Вот ведь русская натура — на войну человека провожают, а собирают как на пашню или на покос — без надрыва. Человек идет на смерть — основательно уговариваются, как жить, как вести хозяйство, — все по расчету. Сколько сеять, сколько ставить сена. Про Улю тоже не забыли, повертели так и эдак, если что, принять в семью, как свою, родную.
— Ты, Кузя, не сумлевайся, все путем будет. Поскорее кончай супустата да развертайся домой.

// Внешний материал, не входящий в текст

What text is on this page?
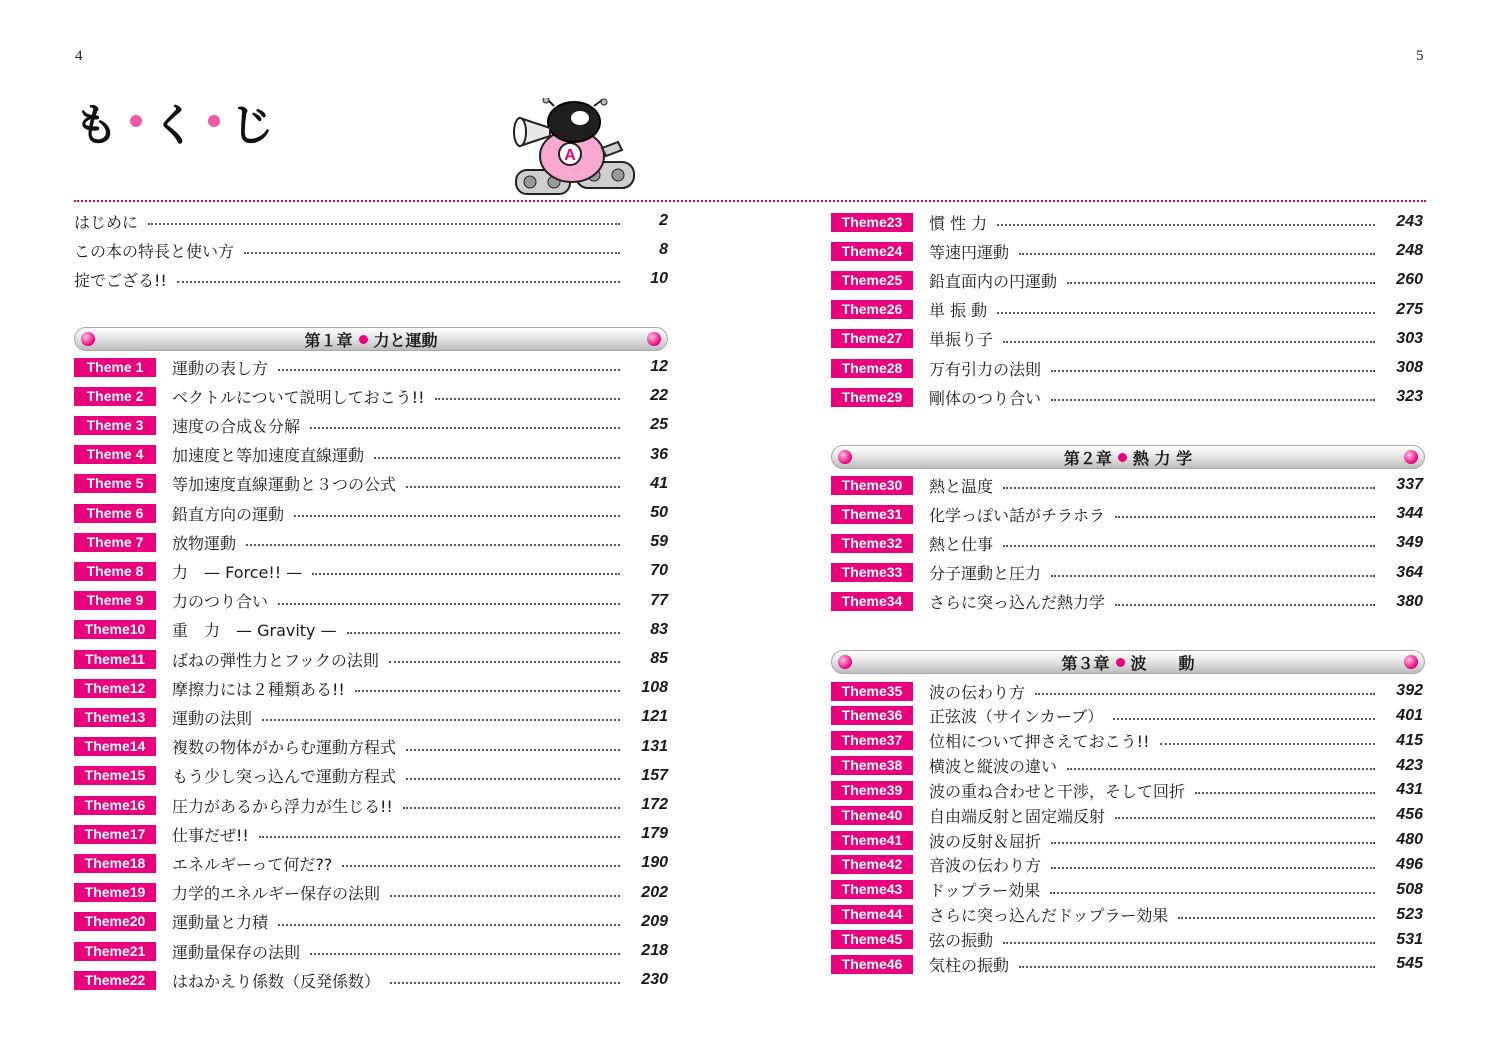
4	5
も く じ
A
はじめに	2
この本の特長と使い方	8
掟でござる!!	10
第１章 力と運動
Theme 1	運動の表し方	12
Theme 2	ベクトルについて説明しておこう!!	22
Theme 3	速度の合成＆分解	25
Theme 4	加速度と等加速度直線運動	36
Theme 5	等加速度直線運動と３つの公式	41
Theme 6	鉛直方向の運動	50
Theme 7	放物運動	59
Theme 8	力　— Force!! —	70
Theme 9	力のつり合い	77
Theme10	重　力　— Gravity —	83
Theme11	ばねの弾性力とフックの法則	85
Theme12	摩擦力には２種類ある!!	108
Theme13	運動の法則	121
Theme14	複数の物体がからむ運動方程式	131
Theme15	もう少し突っ込んで運動方程式	157
Theme16	圧力があるから浮力が生じる!!	172
Theme17	仕事だぜ!!	179
Theme18	エネルギーって何だ??	190
Theme19	力学的エネルギー保存の法則	202
Theme20	運動量と力積	209
Theme21	運動量保存の法則	218
Theme22	はねかえり係数（反発係数）	230
Theme23	慣 性 力	243
Theme24	等速円運動	248
Theme25	鉛直面内の円運動	260
Theme26	単 振 動	275
Theme27	単振り子	303
Theme28	万有引力の法則	308
Theme29	剛体のつり合い	323
第２章 熱 力 学
Theme30	熱と温度	337
Theme31	化学っぽい話がチラホラ	344
Theme32	熱と仕事	349
Theme33	分子運動と圧力	364
Theme34	さらに突っ込んだ熱力学	380
第３章 波　　動
Theme35	波の伝わり方	392
Theme36	正弦波（サインカーブ）	401
Theme37	位相について押さえておこう!!	415
Theme38	横波と縦波の違い	423
Theme39	波の重ね合わせと干渉，そして回折	431
Theme40	自由端反射と固定端反射	456
Theme41	波の反射＆屈折	480
Theme42	音波の伝わり方	496
Theme43	ドップラー効果	508
Theme44	さらに突っ込んだドップラー効果	523
Theme45	弦の振動	531
Theme46	気柱の振動	545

Провожал Кузьму утром весь околоток. Выехал Кузьма из ворот, а улица уже кипела, цвела полушалками, бурлила народом. Арина сразу взяла ход, но Кузьма так натянул узду, осадил, что Арина, от неожиданности всхрапывая, прошла на задних ногах от ворот. Мужики от восторга подкинули картузы и еще подбодрили, подбавили пылу лошади. Кузьма едва сдерживал Арину. Ему бы только глянуть в окно Ульяны. У ворот мельник с Винокуровым. Взглядом как бичом ожег Кузьму Харитон Алексеевич. Кажется, и Степка тут же вертится. Кузьма поднял глаза. Ульяна его в окне. Кузьма про все на свете забыл — поднял перед окном Арину — шарахнулись зеваки. Кузьма отдал повод разгоряченному коню, и Арину только видели. Пятнадцать верст до волостного пункта просвистели в ушах Кузьмы. Перед войсковым начальством Кузьма явился при полной амуниции. Конь кован, узда, кавалерийское седло. Как подъехал, как сошел с лошади — картинка.
— Да не лезьте, заденет ненароком, — просил Кузьма самых неуемных.
Сам полковник интерес проявил, адъютанта подослал, а Кузьме пытка.
— Да не продаю я, не надо мне ни серебро, ни золото…
Кузьма и сейчас бы не мог сказать, как получилось, что не в кавалерию, а в морскую пехоту его определили. Кузьма и к начальству было сунулся, да где там.
— Р-разговоры! По вагонам — арш!..
Кузьма только успел сдернуть с Арины седло, узду да бросить на телегу соседке, чтобы передала домой. Можно было и кобылу передать, да разве пойдет к чужим.
Кузьму на ходу подхватили из вагона, а Арина увидела — и за поездом галопом.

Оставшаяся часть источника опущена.